C’est pourtant un fait dont on colporte la rumeur, un malaise qui se répand afin d’évoquer cette sensation de vide qui succède à une plongée dans ces « stories » – car le concept « d’histoire » serait aussi « has been » que l’expression « has been ». L’aérophagie pour impression, comme d’avoir croqué dans un bonbon creux, aussitôt disparu de la langue et des souvenirs. Si l’investissement sur smartphone ne se mesure pas en deniers, il se paye au centuple en temps passé, jusqu’à créer de sérieux déficits de sommeil, jusqu’à rogner sur les interactions sociales bien réelles. L’Institut National du Sommeil et de la Vigilance publiait à ce titre les résultats d’une enquête en 2020, établissant qu’environ 45 % des adultes consultaient leurs appareils dans leur lit. Et les plus perspicaces d’entre vous verront que la transition d’une vidéo à l’autre sur ces plateformes évoque le mouvement des rouleaux des machines à sous, où s’afficheront, avec un peu de chance, les trois « lucky seven ». Après tout, ces rouleaux s’appellent « reels » en anglais – mot judicieusement choisi par Instagram pour sa variante de la vidéo courte. 
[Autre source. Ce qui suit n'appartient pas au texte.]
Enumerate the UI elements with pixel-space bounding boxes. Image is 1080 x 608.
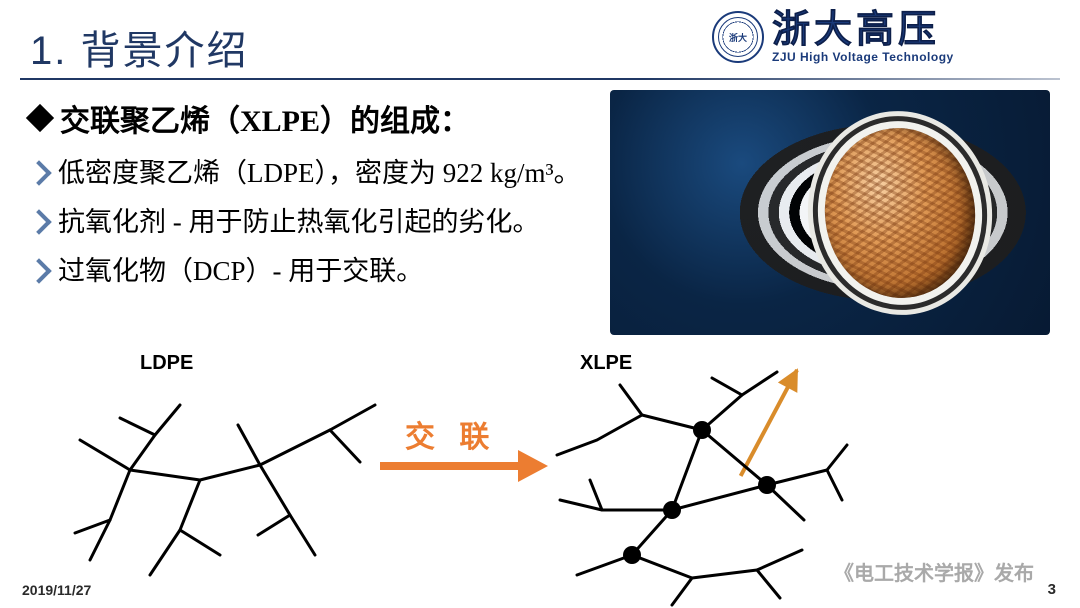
title-text: 1. 背景介绍 bbox=[30, 29, 248, 73]
subtitle-suffix: ）的组成： bbox=[320, 105, 470, 138]
logo-cn: 浙大高压 bbox=[772, 11, 954, 51]
section-title: 1. 背景介绍 bbox=[30, 18, 248, 76]
subtitle: 交联聚乙烯（XLPE）的组成： bbox=[60, 96, 470, 140]
logo-seal-icon: 浙大 bbox=[712, 11, 764, 63]
crosslink-arrow-icon bbox=[380, 450, 550, 482]
cable-photo bbox=[610, 90, 1050, 335]
logo-seal-inner-icon: 浙大 bbox=[718, 17, 758, 57]
polymer-diagrams: LDPE XLPE 交 联 bbox=[60, 350, 880, 580]
subtitle-row: 交联聚乙烯（XLPE）的组成： bbox=[30, 96, 590, 140]
bullet-2: 抗氧化剂 - 用于防止热氧化引起的劣化。 bbox=[30, 203, 590, 242]
slide: 1. 背景介绍 浙大 浙大高压 ZJU High Voltage Technol… bbox=[0, 0, 1080, 608]
subtitle-roman: XLPE bbox=[240, 105, 320, 138]
subtitle-prefix: 交联聚乙烯（ bbox=[60, 105, 240, 138]
footer-page-number: 3 bbox=[1048, 581, 1056, 598]
footer-date: 2019/11/27 bbox=[22, 582, 91, 598]
cable-copper-core bbox=[817, 120, 984, 305]
chevron-icon bbox=[26, 160, 51, 185]
title-divider bbox=[20, 78, 1060, 80]
footer-journal: 《电工技术学报》发布 bbox=[834, 557, 1034, 586]
body-content: 交联聚乙烯（XLPE）的组成： 低密度聚乙烯（LDPE），密度为 922 kg/… bbox=[30, 96, 590, 301]
ldpe-structure-diagram bbox=[60, 370, 390, 590]
logo-en: ZJU High Voltage Technology bbox=[772, 51, 954, 64]
bullet-3: 过氧化物（DCP）- 用于交联。 bbox=[30, 252, 590, 291]
org-logo: 浙大 浙大高压 ZJU High Voltage Technology bbox=[712, 8, 1062, 66]
bullet-3-text: 过氧化物（DCP）- 用于交联。 bbox=[58, 252, 423, 291]
logo-text-block: 浙大高压 ZJU High Voltage Technology bbox=[772, 11, 954, 63]
bullet-1-text: 低密度聚乙烯（LDPE），密度为 922 kg/m³。 bbox=[58, 154, 581, 193]
bullet-2-text: 抗氧化剂 - 用于防止热氧化引起的劣化。 bbox=[58, 203, 540, 242]
bullet-1: 低密度聚乙烯（LDPE），密度为 922 kg/m³。 bbox=[30, 154, 590, 193]
xlpe-structure-diagram bbox=[542, 360, 862, 608]
chevron-icon bbox=[26, 209, 51, 234]
diamond-bullet-icon bbox=[26, 104, 54, 132]
chevron-icon bbox=[26, 259, 51, 284]
arrow-head bbox=[518, 450, 548, 482]
arrow-shaft bbox=[380, 462, 520, 470]
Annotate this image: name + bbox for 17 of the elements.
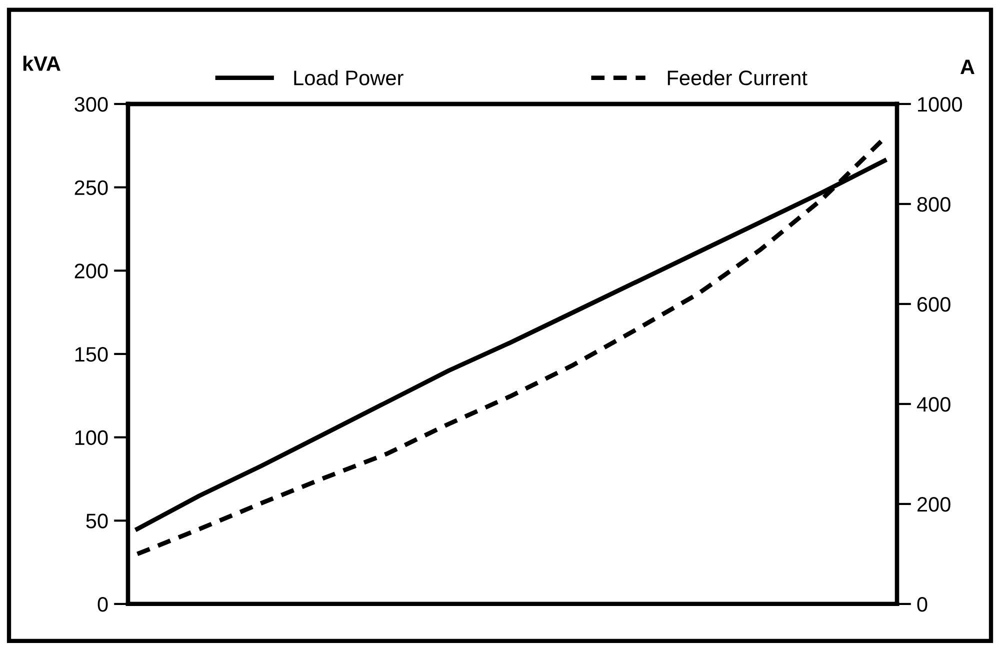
y2-axis-title: A xyxy=(960,60,974,74)
y2-tick-label: 0 xyxy=(917,596,928,612)
y-tick-label: 100 xyxy=(75,430,108,446)
y-tick-label: 0 xyxy=(98,596,108,612)
y2-tick-label: 400 xyxy=(916,396,950,412)
y-tick-label: 150 xyxy=(75,346,108,362)
y-axis-title: kVA xyxy=(23,56,60,71)
y-tick-label: 300 xyxy=(74,96,108,112)
legend-label: Load Power xyxy=(294,70,404,86)
y2-tick-label: 1000 xyxy=(918,96,962,112)
legend-label: Feeder Current xyxy=(668,70,808,86)
y-tick-label: 50 xyxy=(86,514,108,528)
y-tick-label: 250 xyxy=(74,180,108,196)
y2-tick-label: 600 xyxy=(918,296,950,312)
y-tick-label: 200 xyxy=(74,264,108,278)
y2-tick-label: 800 xyxy=(917,196,950,212)
y2-tick-label: 200 xyxy=(917,496,950,512)
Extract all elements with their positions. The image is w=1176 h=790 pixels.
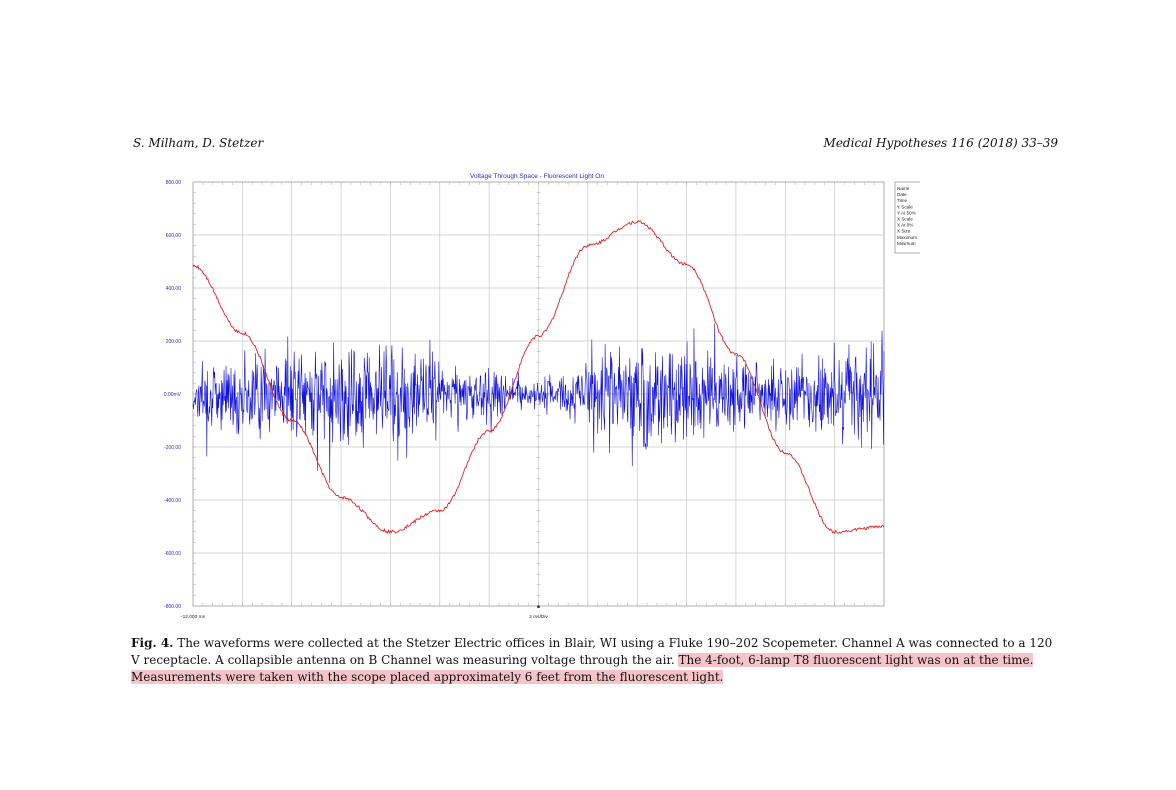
chart-title: Voltage Through Space - Fluorescent Ligh…: [470, 173, 604, 180]
y-tick-label: -200.00: [164, 445, 181, 451]
datablock-row-label: Y At 50%: [897, 210, 916, 215]
x-tick-label-div: 2 ms/Div: [529, 614, 548, 620]
datablock-panel: DatablockName= Input AInput BDate= 7/27/…: [894, 181, 920, 254]
y-tick-label: 800.00: [166, 180, 182, 186]
x-tick-label-start: -12.000 ms: [181, 614, 206, 620]
caption-label: Fig. 4.: [131, 636, 174, 650]
y-tick-label: -600.00: [164, 551, 181, 557]
running-header-journal: Medical Hypotheses 116 (2018) 33–39: [823, 136, 1058, 150]
series-input-a-trace: [192, 220, 885, 535]
series-input-a: [192, 220, 885, 535]
datablock-row-label: Maximum: [897, 235, 917, 240]
datablock-frame: [894, 181, 920, 254]
datablock-row-label: Time: [897, 198, 907, 203]
datablock-row-label: Date: [897, 192, 907, 197]
series-input-b: [192, 323, 885, 483]
caption-text: The waveforms were collected at the Stet…: [131, 636, 1053, 667]
datablock-row-label: X Size: [897, 229, 911, 234]
datablock-row-label: X At 0%: [897, 223, 913, 228]
y-tick-label: 200.00: [166, 339, 182, 345]
y-tick-label: 600.00: [166, 233, 182, 239]
oscilloscope-chart: Voltage Through Space - Fluorescent Ligh…: [164, 173, 920, 620]
datablock-row-label: X Scale: [897, 217, 913, 222]
datablock-row-label: Name: [897, 186, 910, 191]
datablock-row-label: Y Scale: [897, 204, 913, 209]
y-tick-label: 400.00: [166, 286, 182, 292]
y-tick-label: 0.00mV: [164, 392, 182, 398]
series-input-b-trace: [192, 323, 885, 483]
y-tick-label: -800.00: [164, 604, 181, 610]
y-tick-label: -400.00: [164, 498, 181, 504]
figure-caption: Fig. 4. The waveforms were collected at …: [131, 635, 1061, 686]
axis-labels: 800.00 600.00 400.00 200.00 0.00mV -200.00 -40…: [164, 180, 549, 620]
x-center-marker: [537, 605, 540, 608]
running-header-authors: S. Milham, D. Stetzer: [133, 136, 264, 150]
datablock-row-label: Minimum: [897, 241, 916, 246]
Un mot qui peut se changer en verbe par ailleurs, et désigne alors l’action de… ferrer un poisson. Carton rouge.

Nourrir les algorithmes

Cinquante pommes font une cagette, cent vidéos TikTok ne font pas un film, mille deux-cents posts ne font pas un livre.

Facebook, Instagram, LinkedIn – dans les nouveaux environnements de lecture comme ailleurs, satisfaire aux exigences des algorithmes semble demeurer crucial pour se constituer un public. Et puisqu’il s’agit d’un paradigme où tout est question de chiffres, les experts de l’attention eurent tôt fait de proposer cette formule pour adapter aux lettres : « si vous avez suffisamment de matière pour composer un livre, pourquoi ne pas la subdiviser en une myriade de posts afin d’alimenter votre compte ? » Un calcul irréprochable dans la théorie, puisqu’il peut transformer une somme de trois-cents pages en trois-cents sommes d’une page, en six-cents sommes d’une demi-page – en mille-deux-cents sommes d’un post. Le dieu algorithme en est repu. 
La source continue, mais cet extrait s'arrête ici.